Les équipes médias de Panik Arcade m’ont fait la sympathie de m’envoyer une clé pour le jeu CloverPit sur Steam. Après avoir passé une vingtaine d’heures sur le titre, il est temps de vous faire part de mon avis sur ce titre.

Cloverpit est un roguelike qui n’est pas sans rappeler Balatro, LE jeu vidéo qui m’a marqué le plus de ces dernières années. Dans CloverPit, on retrouve ainsi un système de runs générées de manière aléatoires avec des bonus à acheter dans un shop entre chaque run. Ici, pas de poker mais un bandit manchot.
Trailer de CloverPit
Calcul des points
Dans les premières parties, vous allez faire en sorte de libérer une clé pour les 4 titoirs sous les porte-bonheurs à acheter. Après cela, le vrai jeu commence.
Il y a plusieurs informations à l’écran qu’il convient de comprendre pour optimiser vos parties.

Sur la gauche de la machine à sous, vous avez un taux de drop pour chaque icone du jeu. Plus elles rapportent, plus elles sont rares. En dessous, vous avez un multiplicateur de symbole.

Sur la droite de la machine, on retrouve des multiplicateurs de combinaisons. Plus la combinaison, plus elle va rapporter. En dessous, on retrouve aussi un multiplicateur de combinaison. Au final, il faut comprendre que lorsque vous arrivez à faire une combinaison (au minimum trois icones identiques alignées), le gain en pièces est alors : valeur du symbole x multiplicateur du symbole x valeur de la combinaison x multiplicateur de la combinaison.
Les porte-bonheurs

C’est là que les porte-bonheurs entrent en jeu. Grâce à ceux-ci, vous allez pouvoir modifier les chances de tomber sur certaines icones, augmenter les multiplicateurs, ajouter des traits qui apportent d’autres gains…
La boutique vend les porte-bonheurs avec comme monnaie des tickets. Dans une run normale, vous disposez de 2 tickets et en gagnez 1 ou 2 à chaque manche. Ce gain dépend du nombre de spins que vous voudrez faire dans la manche. Vous disposez de 3 manches par échéance (un objectif de pièces à atteindre). En cas de succès, vous continuez vers un nombre de plus en plus grand.
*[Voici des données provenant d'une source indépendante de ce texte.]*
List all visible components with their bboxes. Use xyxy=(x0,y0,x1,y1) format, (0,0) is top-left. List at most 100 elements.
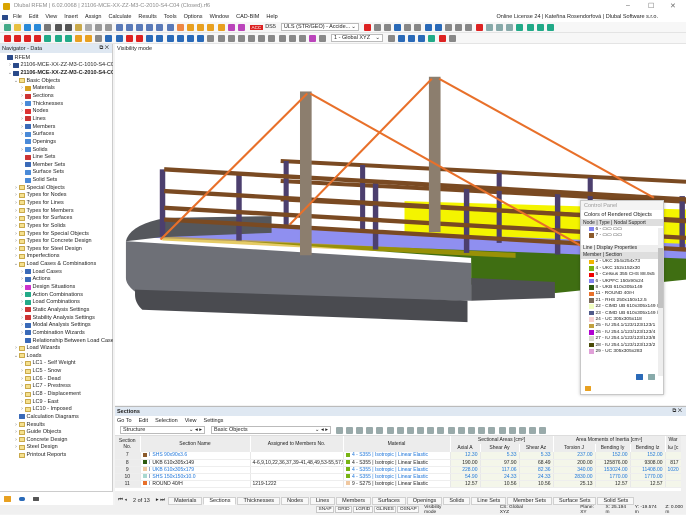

Très rapidement, le jeu va vous demander d’ajouter des bouts de cadavre à votre jeu. Cela a ses avantages et inconvénients. Vous allez ainsi avoir des objectifs d’échéances bien plus grands. Mais vous allez bénéficier de porte-bonheurs aléatoires dans les tiroirs. Ceux-ci permettent de stocker un objet entre chaque run.
De plus à chaque nouvelle échéance, le téléphone sonne pour vous offrir un bonus parmi trois.
Votre espace de stockage de porte-bonheurs est relativement faible, donc régulièrement, vous allez prier pour tomber sur ceux qui vous permettent d’accroître cela.
Explication de la chance dans CloverPit
Si j’ai une remarque à apporter au jeu c’est le terme de “chance”. Celui-ci ne me semble défini nulle part mais grâce à internet, j’ai l’information. Voilà comment l’interpréter : chance + X = durant le prochain coup, X symboles seront identiques. Ainsi, si vous arrivez à atteindre Chance +15 alors vous êtes garantis de tirer un jackpot puisque 15 icones sont à l’écran.
Déblocage de cartes pour modifier vos runs
Si vous arrivez dans une échéance sans avoir besoin de jouer à la machine, le jeu va vous proposer de payer directement et vous récompenser avec des cartes qui vont modifier votre façon de jouer vos parties futures.

Fin de partie
De plus, après quelques échéances, il est possible de tomber sur 666 dans votre machine, réduisant à zéro vos gains en réserve et donc vous amenant très certainement à perdre. Des objets permettent évidemment de gérer ce malus mais encore faut-il les avoir sur soi au bon moment.
Conclusion et tarif de CloverPit
Bref, on a les composantes classiques mais terriblement efficaces d’un roguelike avec un objectif à atteindre et beaucoup de chance à gérer pour arriver jusqu’à l’évasion.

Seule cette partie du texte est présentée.